On Thu, Mar 29, 2018 at 09:54:01AM -0400, Mathieu Desnoyers wrote:
> Let's say we disallow system calls from rseq critical sections. A few points
> arise:
>
> - We still need to allow traps (page faults, breakpoints, ...) within rseq c.s.,
>
> - We still need to allow interrupts within rseq c.s.,

Sure, but all those are different entry points, so that shouldn't be a
problem.

> - We need to decide whether we just document that syscalls within rseq c.s.
> are not supported, or we enforce a behavior if this happens (e.g.
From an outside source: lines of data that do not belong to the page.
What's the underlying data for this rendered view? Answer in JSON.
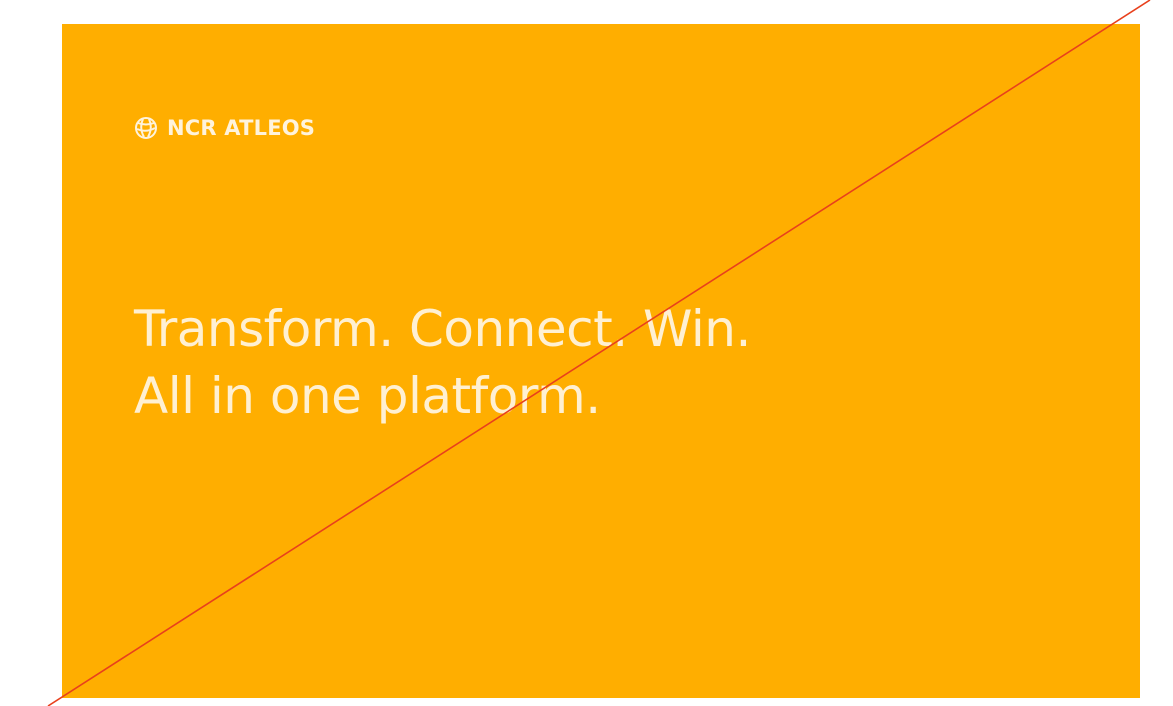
{
  "colors": {
    "banner_background": "#ffae00",
    "text": "#fff0d2",
    "strike_line": "#e8401c",
    "page_background": "#ffffff"
  },
  "brand": {
    "icon": "globe-icon",
    "name": "NCR ATLEOS"
  },
  "headline": {
    "line1": "Transform. Connect. Win.",
    "line2": "All in one platform."
  },
  "overlay": {
    "type": "diagonal-strike-line"
  }
}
SIGSEGV).
> If we enforce a SIGSEGV, we'd have to figure out whether it's worth it to
> add extra branches to the system call fast path to validate this.
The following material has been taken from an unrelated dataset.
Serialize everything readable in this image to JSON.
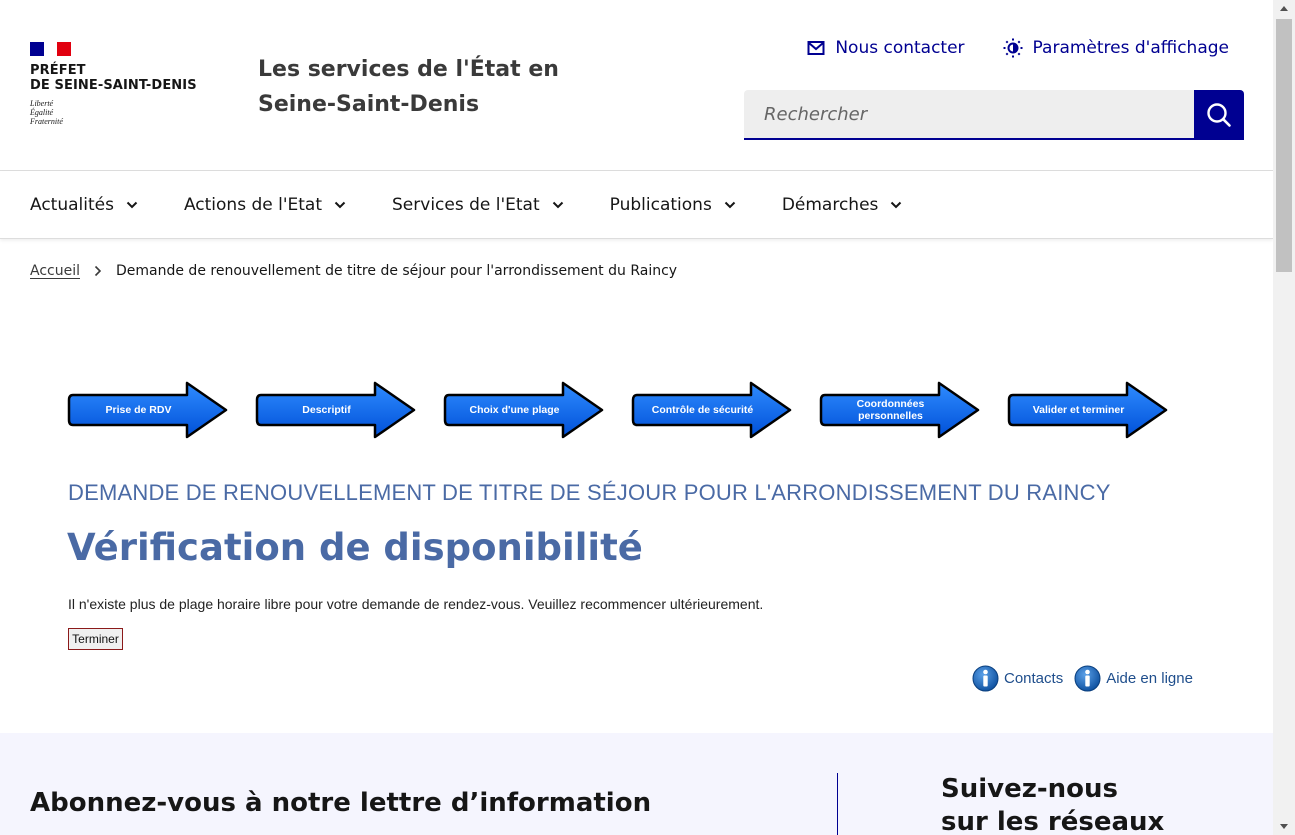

Without enforcement someone will eventually do this :/ We might (maybe)
get away with it being a debug option somewhere, but even that sounds
like trouble.

> - We need to carefully consider the case of system calls issued within signal
> handlers nested on top of rseq. When RSEQ_CS_FLAG_NO_RESTART_ON_SIGNAL is
> _not_ set, neither in the rseq c.s. descriptor nor in the TLS @flags,
> it's pretty much straightforward: upon signal delivery, the kernel moves the
> ip to abort, and clears the tls @rseq_cs pointer. This means that any system
> call issued within the signal handler is not actually within the rseq c.s.
> upon which the signal is nested.
>
> The case I worry about is if a thread sets the RSEQ_CS_FLAG_NO_RESTART_ON_SIGNAL
> flag in its TLS @flags field (useful in a debugging scenario where we want a
> debugger to single-step through the rseq c.s. and observe registers at each step).
> Arguably, this is only ever used in development. However, it does allow a situation
> where a system call executed within a signal handler can nest over a rseq c.s..
> So if we choose to be very strict and SIGSEGV any syscall nested over rseq
> c.s., we may very well end up killing the process for no good reason in this
> scenario.

Yes, that needs a little thought; but when we run the signal handler,
the IP would no longer be inside the active RSEQ, right?

> - We need to decide whether all syscalls are disallowed, or if we want to pick
> specific ones (e.g. fork()).

All.